I love Cracker Barrel. Does that surprise you at all? It shouldn’t.
As modern as my tastes are in art and culture, I’m a bit of an old soul. I love “down home”and “old-timey” kitschy stuff. I also love eating copious amounts of food that is probably okay if you’re out working in the fields all day, but pretty bad for the rest of us. So Cracker Barrel is right up my street.
Cracker Barrel is often thought of as a restaurant only for senior citizens, and while that is their largest demographic, it’s certainly not an exclusive thing. Many families go to Cracker Barrel for extended family meals. Some go while on vacation just to have a bite somewhere familiar because it brings a feeling of homey-ness, which is a word I’m pretty sure I just invented. You’re welcome.
We regulars go to Cracker Barrel because we want to eat chicken and dumplings, biscuits and gravy, have breakfast at night, and get a mess of okra on the side. We want to wander around the general store looking at products and clothing we don’t need but, ehh, we may pick up something anyway if it’s unique enough, or would make a good last minute Christmas gift. We’d also like a few of those old timey candies and sodas, too, as long as we’re at it. Basically, Cracker Barrel is a vibe that lets us feel connected somewhat to the past (fabricated though that feeling may be), and puts us in touch, ever so slightly, with an idyllic, small town America that, for the majority, no longer exists.
And they’re going to take it away from us.
Yep. Rebranding. Ugh.
It seems that the corporate yahoos over at the CB offices have noticed a bit of a decline in business. That’s pretty much true with restaurants across the board since Covid, of course, but there you are.
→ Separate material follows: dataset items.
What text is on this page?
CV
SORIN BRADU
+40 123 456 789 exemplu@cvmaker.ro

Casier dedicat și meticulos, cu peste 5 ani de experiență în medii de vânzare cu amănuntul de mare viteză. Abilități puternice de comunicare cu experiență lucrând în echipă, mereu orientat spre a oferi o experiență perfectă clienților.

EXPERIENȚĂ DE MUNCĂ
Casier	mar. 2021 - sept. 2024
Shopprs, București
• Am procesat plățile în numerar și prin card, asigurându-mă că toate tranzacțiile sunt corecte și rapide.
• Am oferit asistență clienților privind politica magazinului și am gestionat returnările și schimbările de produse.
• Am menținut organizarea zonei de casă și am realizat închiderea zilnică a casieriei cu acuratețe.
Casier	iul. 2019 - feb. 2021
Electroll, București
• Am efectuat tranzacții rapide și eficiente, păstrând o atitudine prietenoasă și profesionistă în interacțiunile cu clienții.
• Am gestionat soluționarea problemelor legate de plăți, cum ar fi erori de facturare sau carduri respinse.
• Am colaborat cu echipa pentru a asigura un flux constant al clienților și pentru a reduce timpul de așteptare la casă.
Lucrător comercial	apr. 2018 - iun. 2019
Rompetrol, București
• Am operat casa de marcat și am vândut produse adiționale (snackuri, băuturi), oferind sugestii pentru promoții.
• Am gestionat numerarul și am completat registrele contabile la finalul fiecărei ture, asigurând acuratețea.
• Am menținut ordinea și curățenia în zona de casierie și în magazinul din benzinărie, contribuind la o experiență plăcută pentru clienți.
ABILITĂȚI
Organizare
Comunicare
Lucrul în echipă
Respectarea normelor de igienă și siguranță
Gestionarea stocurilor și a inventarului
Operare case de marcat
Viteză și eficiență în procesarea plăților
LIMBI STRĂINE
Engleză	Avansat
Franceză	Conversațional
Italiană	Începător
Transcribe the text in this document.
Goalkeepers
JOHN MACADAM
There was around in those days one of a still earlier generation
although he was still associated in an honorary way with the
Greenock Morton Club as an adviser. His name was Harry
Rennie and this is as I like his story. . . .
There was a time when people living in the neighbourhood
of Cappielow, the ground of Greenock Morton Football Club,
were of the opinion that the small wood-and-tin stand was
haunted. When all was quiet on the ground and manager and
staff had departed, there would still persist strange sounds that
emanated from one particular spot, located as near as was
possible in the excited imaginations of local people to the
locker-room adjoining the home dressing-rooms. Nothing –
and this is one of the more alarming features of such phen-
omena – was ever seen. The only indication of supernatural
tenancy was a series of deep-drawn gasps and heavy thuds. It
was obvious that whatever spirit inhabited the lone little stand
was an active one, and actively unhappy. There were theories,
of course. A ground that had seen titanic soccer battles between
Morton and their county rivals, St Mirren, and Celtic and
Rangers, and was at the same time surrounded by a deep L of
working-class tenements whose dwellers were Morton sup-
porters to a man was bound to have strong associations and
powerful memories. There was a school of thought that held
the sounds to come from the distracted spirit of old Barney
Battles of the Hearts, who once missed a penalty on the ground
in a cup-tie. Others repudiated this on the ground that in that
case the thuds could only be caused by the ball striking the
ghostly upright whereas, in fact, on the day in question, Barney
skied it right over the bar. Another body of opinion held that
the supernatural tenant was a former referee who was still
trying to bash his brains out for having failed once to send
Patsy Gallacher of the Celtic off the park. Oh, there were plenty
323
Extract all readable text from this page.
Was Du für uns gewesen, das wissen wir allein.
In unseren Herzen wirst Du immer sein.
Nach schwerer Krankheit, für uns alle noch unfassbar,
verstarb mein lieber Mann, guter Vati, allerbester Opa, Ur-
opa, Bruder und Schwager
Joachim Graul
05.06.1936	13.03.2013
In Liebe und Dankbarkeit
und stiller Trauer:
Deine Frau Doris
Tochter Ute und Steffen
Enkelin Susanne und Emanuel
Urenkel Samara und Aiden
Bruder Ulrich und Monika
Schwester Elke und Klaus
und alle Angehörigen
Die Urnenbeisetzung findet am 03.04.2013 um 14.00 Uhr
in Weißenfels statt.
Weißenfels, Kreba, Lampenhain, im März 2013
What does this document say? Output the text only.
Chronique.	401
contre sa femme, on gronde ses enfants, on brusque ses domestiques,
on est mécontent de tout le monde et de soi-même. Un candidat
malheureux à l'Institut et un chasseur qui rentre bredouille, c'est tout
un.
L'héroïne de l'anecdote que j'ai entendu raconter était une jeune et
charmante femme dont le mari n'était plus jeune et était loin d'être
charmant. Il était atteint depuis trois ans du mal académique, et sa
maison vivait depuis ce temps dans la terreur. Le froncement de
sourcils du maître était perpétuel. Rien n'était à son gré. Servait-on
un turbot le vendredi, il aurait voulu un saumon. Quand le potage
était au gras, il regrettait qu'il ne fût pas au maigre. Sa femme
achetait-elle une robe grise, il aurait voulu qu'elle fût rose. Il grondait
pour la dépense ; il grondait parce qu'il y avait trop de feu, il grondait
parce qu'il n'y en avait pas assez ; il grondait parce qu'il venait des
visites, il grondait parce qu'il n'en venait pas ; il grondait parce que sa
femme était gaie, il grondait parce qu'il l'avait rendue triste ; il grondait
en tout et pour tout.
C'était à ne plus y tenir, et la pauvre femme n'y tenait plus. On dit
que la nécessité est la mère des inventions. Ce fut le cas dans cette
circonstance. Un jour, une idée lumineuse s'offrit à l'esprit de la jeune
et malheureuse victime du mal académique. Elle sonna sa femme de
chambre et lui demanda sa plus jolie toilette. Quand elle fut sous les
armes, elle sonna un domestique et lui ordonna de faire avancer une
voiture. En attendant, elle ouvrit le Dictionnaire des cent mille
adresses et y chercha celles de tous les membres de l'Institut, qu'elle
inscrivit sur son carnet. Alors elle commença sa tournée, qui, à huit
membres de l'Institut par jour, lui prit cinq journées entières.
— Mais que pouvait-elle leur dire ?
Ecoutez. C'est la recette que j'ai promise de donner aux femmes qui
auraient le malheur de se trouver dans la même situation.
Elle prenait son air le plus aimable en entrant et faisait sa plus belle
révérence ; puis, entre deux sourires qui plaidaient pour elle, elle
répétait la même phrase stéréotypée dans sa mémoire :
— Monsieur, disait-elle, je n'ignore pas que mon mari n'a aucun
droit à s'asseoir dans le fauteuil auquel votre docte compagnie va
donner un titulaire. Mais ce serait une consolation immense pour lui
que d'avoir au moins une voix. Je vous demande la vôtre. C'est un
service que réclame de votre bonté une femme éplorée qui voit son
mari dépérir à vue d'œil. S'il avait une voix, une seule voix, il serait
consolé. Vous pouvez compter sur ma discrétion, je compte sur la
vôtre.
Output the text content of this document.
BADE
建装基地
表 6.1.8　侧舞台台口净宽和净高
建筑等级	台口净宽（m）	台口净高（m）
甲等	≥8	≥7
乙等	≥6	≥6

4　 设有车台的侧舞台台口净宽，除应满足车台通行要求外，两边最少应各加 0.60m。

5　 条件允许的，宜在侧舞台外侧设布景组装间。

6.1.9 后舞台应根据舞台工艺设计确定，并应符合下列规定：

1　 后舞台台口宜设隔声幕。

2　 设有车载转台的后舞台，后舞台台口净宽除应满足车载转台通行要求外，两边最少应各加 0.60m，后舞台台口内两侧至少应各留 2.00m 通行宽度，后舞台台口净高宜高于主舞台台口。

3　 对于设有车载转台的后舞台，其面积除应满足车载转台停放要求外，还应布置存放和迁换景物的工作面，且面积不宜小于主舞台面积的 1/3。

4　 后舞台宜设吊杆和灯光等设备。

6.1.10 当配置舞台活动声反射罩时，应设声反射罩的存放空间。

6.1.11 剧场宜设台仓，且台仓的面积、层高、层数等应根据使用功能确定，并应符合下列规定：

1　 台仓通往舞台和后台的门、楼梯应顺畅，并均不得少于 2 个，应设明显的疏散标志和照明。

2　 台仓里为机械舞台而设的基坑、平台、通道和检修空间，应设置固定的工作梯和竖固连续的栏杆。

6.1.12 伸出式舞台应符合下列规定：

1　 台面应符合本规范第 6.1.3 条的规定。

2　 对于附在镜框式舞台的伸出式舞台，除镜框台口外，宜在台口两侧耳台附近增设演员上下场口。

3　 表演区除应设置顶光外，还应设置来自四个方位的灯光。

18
According to the brand’s new CEO, the chain “isn’t as relevant” as it once was. Umm…okay. Has Cracker Barrel ever been relevant? Depends on your definition, I suppose, but I would tend to say “no” to that one. Which is okay. It’s not supposed to be hip and relevant. It’s supposed to be kitschy and uncool. That’s why we love it!
The aim, of course, is that the chain will appeal to new customers while continuing to please the current base. Seldom does this work. Sure, there’s usually an uptick in business when the new changes roll out, but that’s mostly due to curiosity. Once the sheen wears off, many businesses find themselves in trouble just like they were in before. Which tends to start the cycle all over again.
It has also been stated that the chain will focus on better tasting items. This is good. However, that generally means that the chain will be simplifying the menu (throwing out your favorites). That could go either way.
Basically, what the company is trying to do is to modernize while still keeping the nostalgia factor. That’s going to be hard. No doubt there will be an overhaul inside the restaurant, probably removing most of the crazy crap on the walls and painting them in a muted shade of beige. They’ll probably try to bring in some sort of technology aspect as well, which could be anything from replacing the waitstaff with tablets for ordering (shudder) to an electronic version of the peg game. No good can come of this.
They’ll probably even redesign the logo. Every other restaurant on the planet has adopted streamlined, soulless logos, so why wouldn’t Cracker Barrel follow suit?

Okay, I know I sound like a grumpy old man here, but, I mean, honestly. Nobody wants this. Other than the guys in the suits, I mean.
Do you wanna turn things around Cracker Barrel? Here’s what we want:
– Better tasting food. It’s not that the food is bad as is, but there is room for improvement on some of your dinner items. Okay, sure, the food is gummable which helps the seniors out, but not everything needs to taste like it was boiled. The menu doesn’t need changing as much as the recipes do, and even then, you don’t need to CHANGE. Just tweak a little. Except for your breakfast items. They rule. All of ’em. Leave them be.
– Lower prices. This is difficult in these times when food is overpriced across the board, I know. Maybe run more specials? Discounted prices for smaller meals? Themed specials, perhaps, like “Okrafest”, or “Dumplin’ Days” maybe? There are lots of possibilities here.
– Better connection with customers. How about some big community outreach programs? Maybe partner up with some local charities to get people in the door to spend money and donate to causes that affect their neighbors and friends. Perhaps this is already done, I don’t know, but if so, I’m not aware of it. So if there is a charitable arm of Cracler Barrel, make some noise about it. Involve yourselves in your customer’s lives, and people will notice.
Now. What we don’t want is the standard, boring, lifeless makeover. We also don’t want these changes to come at the cost of people. Please find a way to avoid the “minimize choice and minimize workforce” system that so many other restaurants have followed in the past. This idea may help the bottom line, but it usually results in longer wait times and grumpy employees. Which leads to grumpy customers. Certainly, this is not the change you are looking for.
Alright, rant over. I’ve complained about this sort of thing before, and no CEOs have listened to me yet (rude!), but I still feel obligated to raise a ruckus.
You’re one of the few consistent, reliable, comfortable, “happy place” restaurants left, Cracker Barrel. Don’t let us down.